Campaigns

Elections are essential to American democracy, and candidates must run successful campaigns to convince voters to send them to Congress. Campaigns require strategy, organization, and funding. 

The Constitution placed age, citizenship, and residency qualifications for who could become a member of Congress. In the House of Representatives, members must be at least 25 years old, have been U.S. citizens for at least seven years, and live in the state they represent. Members of the Senate must be at least 30 years old, have been U.S. citizens for at least nine years, and have residency in the state at the time of election. 

To reach voters, candidates use both free and paid media, such as direct mail and buying ads on television, radio, and in newspapers. Congressional candidates also integrate social media into their campaign communication strategies. 

Sitting members of Congress have a better chance of winning re-election than new candidates have at election. This trend toward higher rates of incumbency has continued since the nineteenth century. Political gerrymandering and campaign finance rules tend to favor incumbents, and citizens generally like their representatives and senators even if they are dissatisfied with Congress as a whole. 
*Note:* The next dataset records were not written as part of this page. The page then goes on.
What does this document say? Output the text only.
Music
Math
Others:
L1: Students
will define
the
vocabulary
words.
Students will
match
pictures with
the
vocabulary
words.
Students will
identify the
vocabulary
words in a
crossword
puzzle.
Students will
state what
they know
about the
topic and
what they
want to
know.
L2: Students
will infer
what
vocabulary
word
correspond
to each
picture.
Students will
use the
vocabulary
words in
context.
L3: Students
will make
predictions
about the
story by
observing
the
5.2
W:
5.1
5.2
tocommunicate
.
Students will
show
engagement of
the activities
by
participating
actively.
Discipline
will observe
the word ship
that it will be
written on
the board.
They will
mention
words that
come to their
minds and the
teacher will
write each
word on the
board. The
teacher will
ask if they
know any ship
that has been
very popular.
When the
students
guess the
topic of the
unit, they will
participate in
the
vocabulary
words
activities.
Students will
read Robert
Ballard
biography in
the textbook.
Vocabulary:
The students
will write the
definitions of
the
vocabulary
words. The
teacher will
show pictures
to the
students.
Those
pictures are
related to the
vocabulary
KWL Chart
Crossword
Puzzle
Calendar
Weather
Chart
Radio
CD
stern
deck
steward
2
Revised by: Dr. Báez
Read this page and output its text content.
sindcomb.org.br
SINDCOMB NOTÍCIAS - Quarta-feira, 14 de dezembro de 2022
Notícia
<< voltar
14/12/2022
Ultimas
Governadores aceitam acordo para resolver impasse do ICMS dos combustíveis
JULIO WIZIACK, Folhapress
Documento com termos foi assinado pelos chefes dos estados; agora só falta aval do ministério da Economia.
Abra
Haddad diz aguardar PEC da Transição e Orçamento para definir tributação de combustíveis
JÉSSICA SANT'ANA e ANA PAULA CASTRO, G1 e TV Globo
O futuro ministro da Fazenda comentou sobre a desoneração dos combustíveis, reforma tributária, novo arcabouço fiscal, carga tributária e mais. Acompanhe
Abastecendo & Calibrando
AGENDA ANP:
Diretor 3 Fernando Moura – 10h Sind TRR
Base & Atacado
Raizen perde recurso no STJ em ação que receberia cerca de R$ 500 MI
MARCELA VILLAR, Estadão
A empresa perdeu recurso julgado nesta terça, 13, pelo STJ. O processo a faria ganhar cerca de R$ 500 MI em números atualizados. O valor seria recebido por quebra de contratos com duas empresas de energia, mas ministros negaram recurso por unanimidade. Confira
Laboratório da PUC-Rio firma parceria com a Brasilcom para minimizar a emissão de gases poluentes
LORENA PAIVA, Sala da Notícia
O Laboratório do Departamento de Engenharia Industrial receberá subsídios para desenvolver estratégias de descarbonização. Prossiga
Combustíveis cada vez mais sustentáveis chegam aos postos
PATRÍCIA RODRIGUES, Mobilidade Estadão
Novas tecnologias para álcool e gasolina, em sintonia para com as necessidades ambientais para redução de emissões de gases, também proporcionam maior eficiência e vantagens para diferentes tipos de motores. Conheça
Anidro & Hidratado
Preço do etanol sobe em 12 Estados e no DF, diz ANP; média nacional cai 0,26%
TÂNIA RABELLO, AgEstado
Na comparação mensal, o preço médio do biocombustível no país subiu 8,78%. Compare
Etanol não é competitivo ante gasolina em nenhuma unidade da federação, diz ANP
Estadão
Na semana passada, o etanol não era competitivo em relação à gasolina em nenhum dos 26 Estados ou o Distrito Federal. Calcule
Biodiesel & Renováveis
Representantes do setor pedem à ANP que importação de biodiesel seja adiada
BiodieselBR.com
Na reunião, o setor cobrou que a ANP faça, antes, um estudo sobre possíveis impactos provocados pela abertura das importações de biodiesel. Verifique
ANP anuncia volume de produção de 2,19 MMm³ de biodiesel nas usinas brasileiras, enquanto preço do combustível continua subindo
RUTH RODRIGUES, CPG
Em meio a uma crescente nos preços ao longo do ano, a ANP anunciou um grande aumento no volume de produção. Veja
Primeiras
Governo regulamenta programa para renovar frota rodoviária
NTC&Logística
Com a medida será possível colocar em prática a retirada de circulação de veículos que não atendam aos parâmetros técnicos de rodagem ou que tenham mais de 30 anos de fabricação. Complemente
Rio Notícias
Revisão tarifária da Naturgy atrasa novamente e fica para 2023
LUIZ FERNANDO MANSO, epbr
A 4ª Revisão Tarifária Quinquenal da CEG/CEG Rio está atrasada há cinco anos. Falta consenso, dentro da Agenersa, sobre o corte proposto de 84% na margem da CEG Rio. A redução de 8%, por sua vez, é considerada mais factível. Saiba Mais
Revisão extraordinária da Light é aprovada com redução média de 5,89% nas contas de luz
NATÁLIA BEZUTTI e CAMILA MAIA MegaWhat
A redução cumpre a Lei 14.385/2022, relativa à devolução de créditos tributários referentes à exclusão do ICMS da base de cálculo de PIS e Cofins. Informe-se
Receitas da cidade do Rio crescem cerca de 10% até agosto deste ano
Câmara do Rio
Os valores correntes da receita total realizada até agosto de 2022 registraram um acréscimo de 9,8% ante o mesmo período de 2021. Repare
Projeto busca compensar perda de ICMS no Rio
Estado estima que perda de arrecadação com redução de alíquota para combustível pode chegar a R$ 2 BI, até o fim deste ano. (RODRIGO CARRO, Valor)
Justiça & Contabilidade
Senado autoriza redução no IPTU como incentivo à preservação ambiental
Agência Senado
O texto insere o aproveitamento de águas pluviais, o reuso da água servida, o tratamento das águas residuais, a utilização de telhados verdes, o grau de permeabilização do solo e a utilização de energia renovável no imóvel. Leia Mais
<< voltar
Running for office has become more expensive, especially given the costs of political advertising, and has required many legislators to become part-time fundraisers. Both parties appoint campaign committees to raise funds for their party's congressional campaigns, and funds are directed toward promising candidates. Individual candidates also establish campaign committees and raise their own funds. 

Changes to financing of congressional campaigns after the Federal Elections Campaign Act of 1974 meant candidates had to rely more on fundraising from small donors and political action committees (PACs) that represent various interest groups. PACs have raised concerns about buying influence on Capitol Hill. In 2010, in Citizens United v. Federal Election Commission, the Supreme Court ruled 5-4 that political spending is a form of protected speech under the First Amendment, allowing corporations and unions to support or denounce individual candidates through methods such as advertising.